DeFi protocol Balancer has published a governance proposal to reimburse around $8 million in recovered assets to liquidity providers affected by its November v2 exploit, setting out detailed terms for whitehat bounties and pro rata in-kind repayments across impacted pools.

The proposal, posted on Balancer’s governance forum on November 27, 2025, is the first formal framework for compensating users after the November 3 attack, which drained user funds from pools on Ethereum and several Layer-2 networks and ranks among the largest DeFi exploits of 2025. Balancer confirms that roughly $8 million has been retrieved through rescue operations, while a separate tranche of about $19.7 million in osETH and osGNO tied to StakeWise is being handled under a distinct process.

Under the plan, whitehat responders who helped secure funds during and after the exploit are set to receive bounties equal to 10% of the assets they recovered. Those rewards will be paid in the same tokens that were returned, in line with Balancer’s Safe Harbour Agreement, which defines how the protocol treats good-faith rescue actions during security incidents.
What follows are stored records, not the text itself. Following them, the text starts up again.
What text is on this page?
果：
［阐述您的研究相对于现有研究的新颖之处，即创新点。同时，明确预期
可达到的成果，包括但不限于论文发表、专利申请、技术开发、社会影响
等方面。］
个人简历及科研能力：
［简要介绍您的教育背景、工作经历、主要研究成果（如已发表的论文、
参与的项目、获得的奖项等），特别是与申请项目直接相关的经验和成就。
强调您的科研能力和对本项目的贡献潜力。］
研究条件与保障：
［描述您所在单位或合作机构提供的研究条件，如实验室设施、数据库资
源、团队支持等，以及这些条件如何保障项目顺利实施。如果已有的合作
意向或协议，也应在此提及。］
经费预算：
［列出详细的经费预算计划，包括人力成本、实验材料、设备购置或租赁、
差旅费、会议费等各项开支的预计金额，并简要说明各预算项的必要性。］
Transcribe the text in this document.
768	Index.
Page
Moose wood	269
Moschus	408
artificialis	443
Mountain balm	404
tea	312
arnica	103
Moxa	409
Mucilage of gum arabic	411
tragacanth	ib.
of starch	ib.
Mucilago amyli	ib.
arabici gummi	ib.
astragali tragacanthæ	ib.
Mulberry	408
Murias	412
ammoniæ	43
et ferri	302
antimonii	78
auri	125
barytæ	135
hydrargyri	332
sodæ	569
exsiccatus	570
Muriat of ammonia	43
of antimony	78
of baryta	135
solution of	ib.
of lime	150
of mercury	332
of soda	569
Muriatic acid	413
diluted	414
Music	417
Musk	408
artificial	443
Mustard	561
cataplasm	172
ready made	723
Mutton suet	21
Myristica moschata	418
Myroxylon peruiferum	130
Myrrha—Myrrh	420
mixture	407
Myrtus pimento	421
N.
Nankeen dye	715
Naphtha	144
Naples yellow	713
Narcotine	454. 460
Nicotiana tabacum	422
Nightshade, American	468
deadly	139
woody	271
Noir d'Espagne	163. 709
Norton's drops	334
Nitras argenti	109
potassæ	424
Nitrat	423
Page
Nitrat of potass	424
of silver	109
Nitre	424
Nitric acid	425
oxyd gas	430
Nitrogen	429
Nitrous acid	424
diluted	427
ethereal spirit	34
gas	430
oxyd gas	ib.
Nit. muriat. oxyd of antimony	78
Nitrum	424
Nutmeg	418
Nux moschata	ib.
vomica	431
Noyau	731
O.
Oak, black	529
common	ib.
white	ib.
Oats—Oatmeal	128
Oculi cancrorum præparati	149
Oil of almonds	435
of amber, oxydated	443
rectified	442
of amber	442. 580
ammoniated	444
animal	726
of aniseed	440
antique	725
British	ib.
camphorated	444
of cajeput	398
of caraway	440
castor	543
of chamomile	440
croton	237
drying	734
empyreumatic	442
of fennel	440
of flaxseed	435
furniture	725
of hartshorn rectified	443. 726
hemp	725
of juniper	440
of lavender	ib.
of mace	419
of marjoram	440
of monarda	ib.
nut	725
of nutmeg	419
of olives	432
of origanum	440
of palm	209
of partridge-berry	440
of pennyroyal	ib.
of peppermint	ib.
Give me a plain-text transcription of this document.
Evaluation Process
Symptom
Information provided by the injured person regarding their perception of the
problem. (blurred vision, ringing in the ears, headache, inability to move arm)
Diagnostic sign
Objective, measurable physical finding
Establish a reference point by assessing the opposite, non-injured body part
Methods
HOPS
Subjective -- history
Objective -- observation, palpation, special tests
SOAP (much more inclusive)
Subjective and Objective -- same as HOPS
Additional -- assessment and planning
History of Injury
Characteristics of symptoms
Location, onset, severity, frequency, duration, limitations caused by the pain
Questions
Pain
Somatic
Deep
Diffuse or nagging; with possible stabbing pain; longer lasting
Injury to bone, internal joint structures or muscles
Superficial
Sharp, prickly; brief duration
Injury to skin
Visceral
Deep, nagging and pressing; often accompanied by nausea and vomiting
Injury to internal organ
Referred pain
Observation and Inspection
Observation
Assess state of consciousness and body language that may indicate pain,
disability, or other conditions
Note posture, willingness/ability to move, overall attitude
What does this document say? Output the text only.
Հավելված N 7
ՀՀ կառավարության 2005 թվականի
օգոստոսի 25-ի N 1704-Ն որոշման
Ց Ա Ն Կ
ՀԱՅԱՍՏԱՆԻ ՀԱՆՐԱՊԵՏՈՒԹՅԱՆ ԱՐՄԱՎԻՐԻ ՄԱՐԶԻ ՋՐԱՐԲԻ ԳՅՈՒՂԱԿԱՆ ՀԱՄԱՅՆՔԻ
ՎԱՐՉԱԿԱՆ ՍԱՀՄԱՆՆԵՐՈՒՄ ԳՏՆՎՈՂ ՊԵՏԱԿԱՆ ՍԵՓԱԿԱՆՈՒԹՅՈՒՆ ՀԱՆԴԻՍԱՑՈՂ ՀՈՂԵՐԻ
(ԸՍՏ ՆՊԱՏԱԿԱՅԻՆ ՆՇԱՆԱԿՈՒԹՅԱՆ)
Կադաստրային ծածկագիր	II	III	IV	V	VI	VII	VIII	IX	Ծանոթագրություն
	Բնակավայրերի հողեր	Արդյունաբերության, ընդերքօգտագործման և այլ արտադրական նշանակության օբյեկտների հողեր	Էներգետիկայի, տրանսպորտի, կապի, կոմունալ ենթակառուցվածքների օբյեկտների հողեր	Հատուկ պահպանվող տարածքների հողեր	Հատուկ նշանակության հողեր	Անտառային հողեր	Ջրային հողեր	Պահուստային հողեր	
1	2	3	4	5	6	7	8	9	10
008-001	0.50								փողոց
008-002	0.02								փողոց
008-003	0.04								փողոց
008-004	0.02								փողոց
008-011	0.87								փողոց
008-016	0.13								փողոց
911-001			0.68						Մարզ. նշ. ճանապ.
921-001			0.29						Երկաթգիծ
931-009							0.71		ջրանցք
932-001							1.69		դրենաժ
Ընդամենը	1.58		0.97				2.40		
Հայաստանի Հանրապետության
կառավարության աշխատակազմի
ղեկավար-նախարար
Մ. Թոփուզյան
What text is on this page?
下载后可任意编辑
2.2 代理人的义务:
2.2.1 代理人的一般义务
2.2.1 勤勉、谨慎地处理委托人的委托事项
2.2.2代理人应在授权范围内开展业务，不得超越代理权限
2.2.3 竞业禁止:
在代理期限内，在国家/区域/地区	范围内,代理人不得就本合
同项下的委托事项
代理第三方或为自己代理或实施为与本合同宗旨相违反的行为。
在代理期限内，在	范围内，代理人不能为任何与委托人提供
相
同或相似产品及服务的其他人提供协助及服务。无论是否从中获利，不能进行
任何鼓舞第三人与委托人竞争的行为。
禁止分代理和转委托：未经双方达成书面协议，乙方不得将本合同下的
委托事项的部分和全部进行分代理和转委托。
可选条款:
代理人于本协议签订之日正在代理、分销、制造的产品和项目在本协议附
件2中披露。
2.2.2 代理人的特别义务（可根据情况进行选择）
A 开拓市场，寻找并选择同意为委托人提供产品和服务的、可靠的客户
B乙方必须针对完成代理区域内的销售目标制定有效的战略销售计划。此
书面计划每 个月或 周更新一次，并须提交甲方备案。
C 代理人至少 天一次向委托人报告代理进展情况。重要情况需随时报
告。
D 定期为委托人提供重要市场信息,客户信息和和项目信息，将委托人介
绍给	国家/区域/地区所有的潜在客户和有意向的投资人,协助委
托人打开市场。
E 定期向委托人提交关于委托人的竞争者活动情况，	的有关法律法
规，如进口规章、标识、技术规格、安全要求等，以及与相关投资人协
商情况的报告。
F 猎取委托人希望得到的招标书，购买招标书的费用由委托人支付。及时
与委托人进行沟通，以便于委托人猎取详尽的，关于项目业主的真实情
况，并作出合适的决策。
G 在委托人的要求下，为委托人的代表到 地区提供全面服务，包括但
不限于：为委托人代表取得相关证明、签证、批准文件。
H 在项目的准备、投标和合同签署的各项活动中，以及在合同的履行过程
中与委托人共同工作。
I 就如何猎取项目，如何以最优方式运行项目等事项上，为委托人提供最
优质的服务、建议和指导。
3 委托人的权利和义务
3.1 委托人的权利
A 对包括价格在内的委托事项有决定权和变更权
Before any bounty is released, whitehats must pass identity verification, know-your-customer checks and sanctions screening. Balancer notes that these checks have already been completed, but the individuals’ identities remain confidential. Assets recovered through an existing service arrangement with smart contract auditor Certora will not attract bounties; those tokens are earmarked to go back directly into the affected pools.

For liquidity providers, reimbursements are structured on a pro rata, non-socialized basis. Payouts will be calculated from snapshot blocks taken immediately before exploit transactions, using each LP’s Balancer Pool Token (BPT) balance as the reference. Funds recovered from a particular pool will only be distributed to LPs from that pool, and users will receive the same assets that were rescued rather than a basket or stablecoin substitute.

Balancer also plans to deploy a dedicated claim interface. Affected users will be required to connect wallets, review the protocol’s terms and explicitly accept them before claiming reimbursement. According to the draft, any tokens left unclaimed after the designated claim window will be subject to a later governance decision, which could reallocate remaining balances.

The proposal is now in community review on Balancer’s forum, where delegates and LPs can scrutinize the distribution logic, whitehat rewards and legal language around claims. Once discussion is complete, the protocol is expected to proceed to a formal vote to authorize contract deployments and transfers required for the payout process.

The reimbursement plan follows an exploit, in which an attacker used a precision-loss vulnerability in Balancer’s v2 invariant to manipulate token balances and trigger a series of arbitrage loops. That sequence drained more than $129 million in total value across Balancer pools on Ethereum mainnet and multiple scaling networks within minutes.

The impact extended beyond Balancer itself. On November 4, DeFi platform Stream Finance suspended deposits and withdrawals after disclosing that an external fund manager’s Balancer positions had suffered a loss of about $93 million during the incident.